– Да, меня отдали в этот пансион, когда мне было семь.
Повисла тишина, и Юан резко развернулся и зашагал к фургону. Я смотрела ему вслед, и мне казалось, будто я вижу перед собой потерянного маленького мальчика. Я побежала за ним.
– Семь? А тебе не было одиноко здесь?
– Ты американка до мозга костей, Лиса. – Юан протянул мне наполовину опустевший пакетик «мальтийских шариков». – Обожаешь разговоры о чувствах.
Мы молча пошли обратно к фургону, оставив позади глазастого рыжего кота.
18
Когда мы въехали в Уигтаун, по стенам домов уже ползли вечерние тени, а солнце медленно закатывалось за холмы. Юан вылез из фургона и зашел в дом, а я замешкалась снаружи, смакуя внезапно пронзившее меня чувство преждевременной ностальгии.
За те несколько дней, что я провела вдали от Уигтауна, я успела истосковаться по его ненавязчивой красоте, по причудливой площади, застроенной каменными домишками, по просторам близлежащих полей и широте неба, по местным болотам и морю. В отличие от Эдинбурга, этот городок пробуждал во мне не беспокойную тягу к приключениям, а глубокое чувство спокойствия и закономерности всего происходящего. Здесь мне на ум приходила история Будды, который, однажды найдя свою точку неподвижности под деревом Бодхи, расположился под его сенью и не хотел никуда уходить.
Из прожитых мною 25 лет я провела здесь лишь месяц, но каким-то таинственным образом это место успело стать мне родным. В моем аналитическом мозгу вертелся один и тот же вопрос: как такое возможно? Однако простая истина заключалась в том, что именно так оно и было. Быть может, атомы, из которых состояло мое тело, когда-то плавали в соленых водах уигтаунской бухты. А может, много столетий назад молекулы, из которых сформировались клетки моих конечностей, пребывали в теле пчелы, которая жужжала над голубыми колокольчиками галлоуэйских лесов, собирая пыльцу. Или же моя связь с этими местами была не столь буквальной, но мой внутренний ландшафт, согласно предположению Фрейда, совпадал с пейзажами Уигтауна.

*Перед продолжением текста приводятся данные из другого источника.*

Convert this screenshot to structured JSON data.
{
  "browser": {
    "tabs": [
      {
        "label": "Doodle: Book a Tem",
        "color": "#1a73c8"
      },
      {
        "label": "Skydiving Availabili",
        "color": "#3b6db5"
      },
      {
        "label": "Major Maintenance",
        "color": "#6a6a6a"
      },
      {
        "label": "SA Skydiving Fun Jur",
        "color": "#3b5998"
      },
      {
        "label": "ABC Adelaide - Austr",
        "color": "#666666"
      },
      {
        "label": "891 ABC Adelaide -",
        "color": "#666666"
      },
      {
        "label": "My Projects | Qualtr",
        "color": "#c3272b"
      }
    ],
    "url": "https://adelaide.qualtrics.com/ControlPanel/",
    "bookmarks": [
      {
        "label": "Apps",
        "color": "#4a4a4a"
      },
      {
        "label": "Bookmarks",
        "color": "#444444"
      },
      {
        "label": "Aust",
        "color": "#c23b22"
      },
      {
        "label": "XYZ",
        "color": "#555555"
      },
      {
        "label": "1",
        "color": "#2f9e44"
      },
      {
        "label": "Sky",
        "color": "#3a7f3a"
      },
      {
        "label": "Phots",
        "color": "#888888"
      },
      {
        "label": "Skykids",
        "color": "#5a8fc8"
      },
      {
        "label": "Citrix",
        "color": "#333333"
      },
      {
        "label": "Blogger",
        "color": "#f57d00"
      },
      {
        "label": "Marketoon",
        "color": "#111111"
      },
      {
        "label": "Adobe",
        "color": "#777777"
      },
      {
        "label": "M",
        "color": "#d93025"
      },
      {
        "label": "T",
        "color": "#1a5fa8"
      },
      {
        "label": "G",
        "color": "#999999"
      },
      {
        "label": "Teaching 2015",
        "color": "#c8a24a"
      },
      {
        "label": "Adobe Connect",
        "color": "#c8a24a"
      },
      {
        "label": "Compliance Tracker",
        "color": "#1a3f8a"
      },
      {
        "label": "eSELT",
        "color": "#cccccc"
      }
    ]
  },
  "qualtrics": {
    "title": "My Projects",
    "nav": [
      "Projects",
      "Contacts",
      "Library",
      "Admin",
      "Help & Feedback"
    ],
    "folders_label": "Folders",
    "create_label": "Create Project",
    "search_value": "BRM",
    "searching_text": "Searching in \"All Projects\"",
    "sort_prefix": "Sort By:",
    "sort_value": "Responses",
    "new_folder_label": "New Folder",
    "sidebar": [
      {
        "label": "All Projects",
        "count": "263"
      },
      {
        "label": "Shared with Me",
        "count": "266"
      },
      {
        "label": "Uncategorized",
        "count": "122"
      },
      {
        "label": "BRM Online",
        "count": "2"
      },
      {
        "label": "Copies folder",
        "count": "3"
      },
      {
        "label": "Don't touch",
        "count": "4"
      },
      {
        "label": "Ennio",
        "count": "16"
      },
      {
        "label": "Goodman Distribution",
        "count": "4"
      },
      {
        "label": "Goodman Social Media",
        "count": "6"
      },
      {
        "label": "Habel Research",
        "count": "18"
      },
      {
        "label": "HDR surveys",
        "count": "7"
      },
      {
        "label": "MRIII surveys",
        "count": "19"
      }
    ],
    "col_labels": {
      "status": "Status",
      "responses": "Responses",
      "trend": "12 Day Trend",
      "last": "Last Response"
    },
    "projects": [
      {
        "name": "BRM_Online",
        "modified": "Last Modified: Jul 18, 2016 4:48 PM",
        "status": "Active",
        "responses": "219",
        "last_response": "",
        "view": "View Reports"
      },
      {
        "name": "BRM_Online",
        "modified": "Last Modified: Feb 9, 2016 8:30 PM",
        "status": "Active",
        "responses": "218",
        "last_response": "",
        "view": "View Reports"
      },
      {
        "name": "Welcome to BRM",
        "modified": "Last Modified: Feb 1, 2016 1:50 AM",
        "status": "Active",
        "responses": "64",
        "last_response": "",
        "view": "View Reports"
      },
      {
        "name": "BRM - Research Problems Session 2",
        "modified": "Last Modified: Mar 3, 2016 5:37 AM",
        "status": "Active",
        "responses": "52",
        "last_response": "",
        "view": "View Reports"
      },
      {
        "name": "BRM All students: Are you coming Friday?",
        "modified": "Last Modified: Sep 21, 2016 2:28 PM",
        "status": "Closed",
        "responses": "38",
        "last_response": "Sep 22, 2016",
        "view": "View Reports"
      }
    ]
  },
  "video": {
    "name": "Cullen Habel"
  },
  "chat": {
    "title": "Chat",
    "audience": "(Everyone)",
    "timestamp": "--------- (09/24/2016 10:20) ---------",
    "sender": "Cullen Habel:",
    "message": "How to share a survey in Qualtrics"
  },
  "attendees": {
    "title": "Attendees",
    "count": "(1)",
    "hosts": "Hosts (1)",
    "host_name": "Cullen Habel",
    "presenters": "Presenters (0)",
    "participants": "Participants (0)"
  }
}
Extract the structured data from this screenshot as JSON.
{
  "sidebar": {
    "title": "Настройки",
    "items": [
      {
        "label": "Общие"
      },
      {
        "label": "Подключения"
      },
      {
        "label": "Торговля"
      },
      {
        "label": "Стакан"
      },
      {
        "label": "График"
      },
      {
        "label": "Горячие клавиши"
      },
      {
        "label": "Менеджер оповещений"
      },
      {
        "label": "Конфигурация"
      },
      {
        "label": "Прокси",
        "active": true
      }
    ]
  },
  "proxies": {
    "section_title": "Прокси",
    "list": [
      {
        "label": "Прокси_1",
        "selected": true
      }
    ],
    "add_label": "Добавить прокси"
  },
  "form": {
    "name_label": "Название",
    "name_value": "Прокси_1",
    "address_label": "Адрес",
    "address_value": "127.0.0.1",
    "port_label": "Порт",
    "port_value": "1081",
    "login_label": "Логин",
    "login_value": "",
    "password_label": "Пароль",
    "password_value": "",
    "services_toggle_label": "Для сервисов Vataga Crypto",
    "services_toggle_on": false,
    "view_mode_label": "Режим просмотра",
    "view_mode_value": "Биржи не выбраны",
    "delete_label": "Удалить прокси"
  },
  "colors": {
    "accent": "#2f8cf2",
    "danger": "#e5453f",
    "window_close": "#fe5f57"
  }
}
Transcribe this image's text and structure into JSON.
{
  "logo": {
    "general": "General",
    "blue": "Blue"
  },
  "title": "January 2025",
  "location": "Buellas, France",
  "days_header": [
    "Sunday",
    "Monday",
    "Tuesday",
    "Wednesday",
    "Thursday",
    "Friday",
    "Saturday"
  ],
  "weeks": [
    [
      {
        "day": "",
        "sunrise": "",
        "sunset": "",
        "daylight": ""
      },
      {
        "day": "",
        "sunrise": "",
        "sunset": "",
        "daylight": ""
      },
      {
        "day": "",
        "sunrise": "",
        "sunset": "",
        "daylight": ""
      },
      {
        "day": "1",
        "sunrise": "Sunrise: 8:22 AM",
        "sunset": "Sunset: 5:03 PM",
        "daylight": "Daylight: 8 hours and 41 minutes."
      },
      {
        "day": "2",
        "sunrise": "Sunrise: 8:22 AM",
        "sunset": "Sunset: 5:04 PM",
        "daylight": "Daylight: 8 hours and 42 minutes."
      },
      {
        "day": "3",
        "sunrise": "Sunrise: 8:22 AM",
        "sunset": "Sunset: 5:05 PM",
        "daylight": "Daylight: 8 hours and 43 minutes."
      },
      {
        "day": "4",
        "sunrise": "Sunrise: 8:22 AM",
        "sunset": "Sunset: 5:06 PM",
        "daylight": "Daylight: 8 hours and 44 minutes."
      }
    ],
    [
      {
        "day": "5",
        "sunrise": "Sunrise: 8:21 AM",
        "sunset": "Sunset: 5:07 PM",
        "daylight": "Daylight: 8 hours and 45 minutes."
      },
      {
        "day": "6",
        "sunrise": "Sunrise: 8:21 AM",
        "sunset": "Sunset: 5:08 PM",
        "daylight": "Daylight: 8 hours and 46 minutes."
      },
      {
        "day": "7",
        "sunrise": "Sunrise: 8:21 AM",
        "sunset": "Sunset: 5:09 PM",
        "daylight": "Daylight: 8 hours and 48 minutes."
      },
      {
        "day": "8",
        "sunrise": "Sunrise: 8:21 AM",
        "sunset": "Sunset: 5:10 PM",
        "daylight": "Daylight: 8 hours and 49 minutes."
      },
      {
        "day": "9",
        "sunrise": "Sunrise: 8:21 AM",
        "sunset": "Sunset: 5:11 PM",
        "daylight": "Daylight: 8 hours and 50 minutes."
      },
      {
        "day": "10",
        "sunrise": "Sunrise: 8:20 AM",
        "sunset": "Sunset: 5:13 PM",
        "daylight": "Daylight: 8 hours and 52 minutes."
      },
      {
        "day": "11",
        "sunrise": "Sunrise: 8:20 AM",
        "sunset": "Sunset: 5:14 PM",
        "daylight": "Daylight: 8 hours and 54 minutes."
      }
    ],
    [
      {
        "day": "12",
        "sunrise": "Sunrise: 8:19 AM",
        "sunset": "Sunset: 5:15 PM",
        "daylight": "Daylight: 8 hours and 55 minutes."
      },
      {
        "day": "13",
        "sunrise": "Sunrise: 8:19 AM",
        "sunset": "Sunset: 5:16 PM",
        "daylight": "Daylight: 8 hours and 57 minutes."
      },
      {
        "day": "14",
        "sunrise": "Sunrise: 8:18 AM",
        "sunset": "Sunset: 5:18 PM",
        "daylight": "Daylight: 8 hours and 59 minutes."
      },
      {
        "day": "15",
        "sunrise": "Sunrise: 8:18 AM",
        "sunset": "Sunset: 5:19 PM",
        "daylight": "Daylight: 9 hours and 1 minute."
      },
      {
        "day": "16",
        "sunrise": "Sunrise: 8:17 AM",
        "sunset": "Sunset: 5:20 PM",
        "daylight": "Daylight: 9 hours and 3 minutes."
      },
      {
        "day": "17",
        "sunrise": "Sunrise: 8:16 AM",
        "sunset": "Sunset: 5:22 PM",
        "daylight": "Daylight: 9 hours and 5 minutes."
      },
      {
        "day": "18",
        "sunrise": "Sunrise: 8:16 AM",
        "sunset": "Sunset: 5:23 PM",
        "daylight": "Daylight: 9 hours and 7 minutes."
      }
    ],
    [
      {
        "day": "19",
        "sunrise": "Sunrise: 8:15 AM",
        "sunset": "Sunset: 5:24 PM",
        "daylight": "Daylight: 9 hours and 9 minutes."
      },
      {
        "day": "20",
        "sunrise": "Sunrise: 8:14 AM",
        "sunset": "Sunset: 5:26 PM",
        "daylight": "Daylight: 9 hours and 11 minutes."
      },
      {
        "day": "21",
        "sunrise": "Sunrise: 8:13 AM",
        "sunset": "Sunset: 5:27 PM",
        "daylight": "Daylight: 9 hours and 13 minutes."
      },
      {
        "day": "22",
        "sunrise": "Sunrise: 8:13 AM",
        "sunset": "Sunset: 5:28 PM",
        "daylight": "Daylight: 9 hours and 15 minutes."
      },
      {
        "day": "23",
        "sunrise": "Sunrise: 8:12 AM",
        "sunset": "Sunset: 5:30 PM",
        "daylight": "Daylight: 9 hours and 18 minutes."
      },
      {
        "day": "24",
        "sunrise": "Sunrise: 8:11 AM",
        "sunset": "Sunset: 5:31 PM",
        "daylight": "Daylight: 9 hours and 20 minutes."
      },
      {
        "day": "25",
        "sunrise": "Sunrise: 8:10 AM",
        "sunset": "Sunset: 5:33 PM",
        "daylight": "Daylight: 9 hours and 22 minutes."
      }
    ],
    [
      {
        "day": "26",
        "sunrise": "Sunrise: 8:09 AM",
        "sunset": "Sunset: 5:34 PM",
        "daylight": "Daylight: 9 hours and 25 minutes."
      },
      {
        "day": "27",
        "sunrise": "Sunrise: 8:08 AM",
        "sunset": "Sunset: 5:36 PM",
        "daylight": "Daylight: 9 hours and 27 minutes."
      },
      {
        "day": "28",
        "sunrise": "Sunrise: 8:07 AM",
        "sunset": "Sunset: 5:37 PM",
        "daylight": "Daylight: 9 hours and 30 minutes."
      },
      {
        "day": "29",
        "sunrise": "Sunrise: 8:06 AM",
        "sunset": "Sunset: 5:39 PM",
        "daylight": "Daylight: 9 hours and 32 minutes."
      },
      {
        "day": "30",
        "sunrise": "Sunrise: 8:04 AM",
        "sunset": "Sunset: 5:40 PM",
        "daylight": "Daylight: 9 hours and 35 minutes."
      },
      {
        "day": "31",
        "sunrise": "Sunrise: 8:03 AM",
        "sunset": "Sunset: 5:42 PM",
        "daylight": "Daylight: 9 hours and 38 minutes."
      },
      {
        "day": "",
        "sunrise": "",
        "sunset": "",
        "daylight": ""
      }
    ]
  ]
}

Где-то за моей спиной раздался стук по стеклу. Резко обернувшись, я обнаружила Германа Мелвилла, который, к моему удивлению, и впрямь удобно устроился на заднем сиденье фургона. Он опустил стекло и высунулся наружу, прижимая к голове шляпу, чтобы та не свалилась.
– Ни то, ни другое, ни третье, – заявил он. – Это место взывало к тебе, а ты – к нему по причинам, которые никому из нас понять не под силу.
Высказавшись, он снова поднял стекло и откинулся на спинку сиденья, устраиваясь поудобнее и собираясь вздремнуть.
Мои шаги гулким эхом отражались от каменной мостовой главной улицы. Я быстро сбежала вниз с холма, потом миновала церковь и кладбище. Промчалась мимо старого каменного дома Деворгилы, мельком глянув поверх ограды, чтобы ухватить любимый вид на болота. Ноги несли меня дальше, я бежала, не сбавляя темп. Я дышала сбивчиво, хватая ртом воздух, тело горело от прилива адреналина. Я сама не заметила, как свернула за угол и оказалась на тропе, ведущей к Колу мучеников.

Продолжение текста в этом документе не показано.